Ezra Klein Writes – Hilarity Ensues

The Washington Post’s Ezra Klein is always dependable for incisive analysis of insurance issues. In his latest entry, he looks at the inequities of the individual health insurance market:

The individual market — which serves five percent of the population, and which is where the disruptions are happening — is a horror show. It’s a market where healthy people benefit from systematic discrimination against the sick, where young people benefit from systematic discrimination against the old, where men benefit from systematic discrimination against women, and where insurers benefit from systematic discrimination against the uninformed.
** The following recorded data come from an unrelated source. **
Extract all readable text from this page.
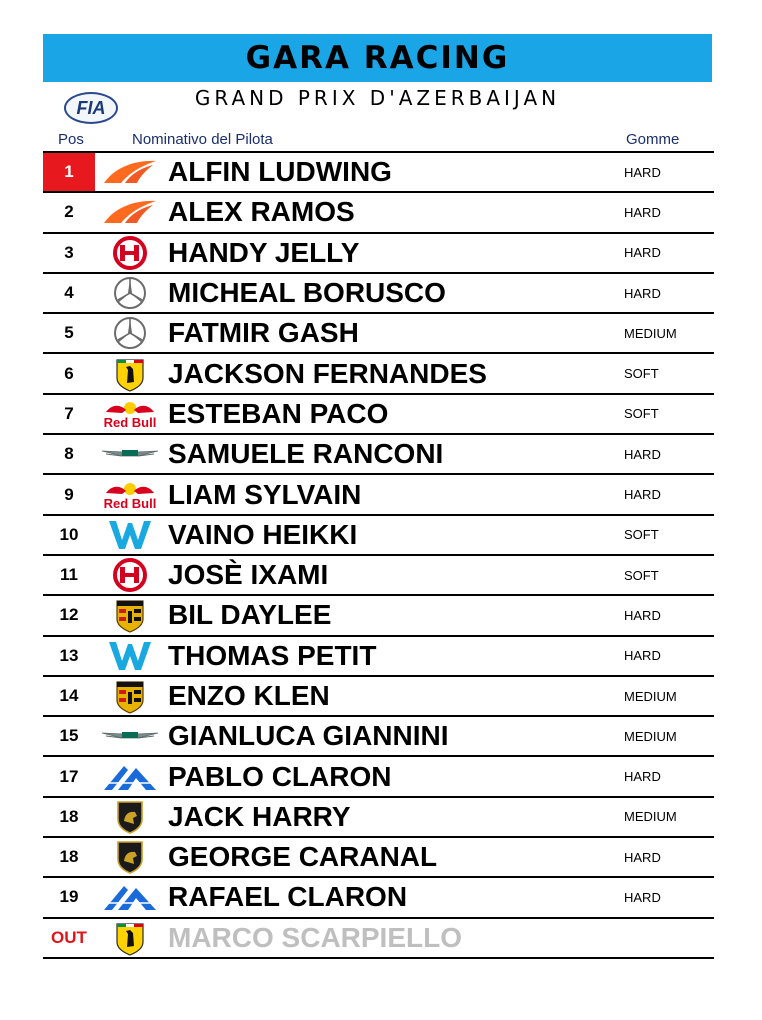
GARA RACING
FIA	GRAND PRIX D'AZERBAIJAN
Pos	Nominativo del Pilota	Gomme
1	ALFIN LUDWING	HARD
2	ALEX RAMOS	HARD
3	HANDY JELLY	HARD
4	MICHEAL BORUSCO	HARD
5	FATMIR GASH	MEDIUM
6	JACKSON FERNANDES	SOFT
7	Red Bull ESTEBAN PACO	SOFT
8	SAMUELE RANCONI	HARD
9	Red Bull LIAM SYLVAIN	HARD
10	VAINO HEIKKI	SOFT
11	JOSÈ IXAMI	SOFT
12	BIL DAYLEE	HARD
13	THOMAS PETIT	HARD
14	ENZO KLEN	MEDIUM
15	GIANLUCA GIANNINI	MEDIUM
17	PABLO CLARON	HARD
18	JACK HARRY	MEDIUM
18	GEORGE CARANAL	HARD
19	RAFAEL CLARON	HARD
OUT	MARCO SCARPIELLO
Let’s look at other insurance markets Klein could fix:

the auto insurance market – where old people benefit from systematic discrimination against the young, where safe drivers benefit from systematic discrimination against drunk drivers;

or perhaps,

the life insurance market – where young people benefit from systematic discrimination against the old, where women benefit from systematic discrimination against men.

What Klein and other commentators don’t realize is that the existence of underwriting rules in all insurance markets began in the time when the biggest issue that regulators had with insurance was the solvency of insurance companies. Insurance companies (and most weren’t for profit in the beginning) with inadequate underwriting rules went insolvent and no one’s claims got paid. That was the biggest regulatory concern.

I suppose that when we move to a single payer system, that will solve the solvency question, we’ll just raise taxes.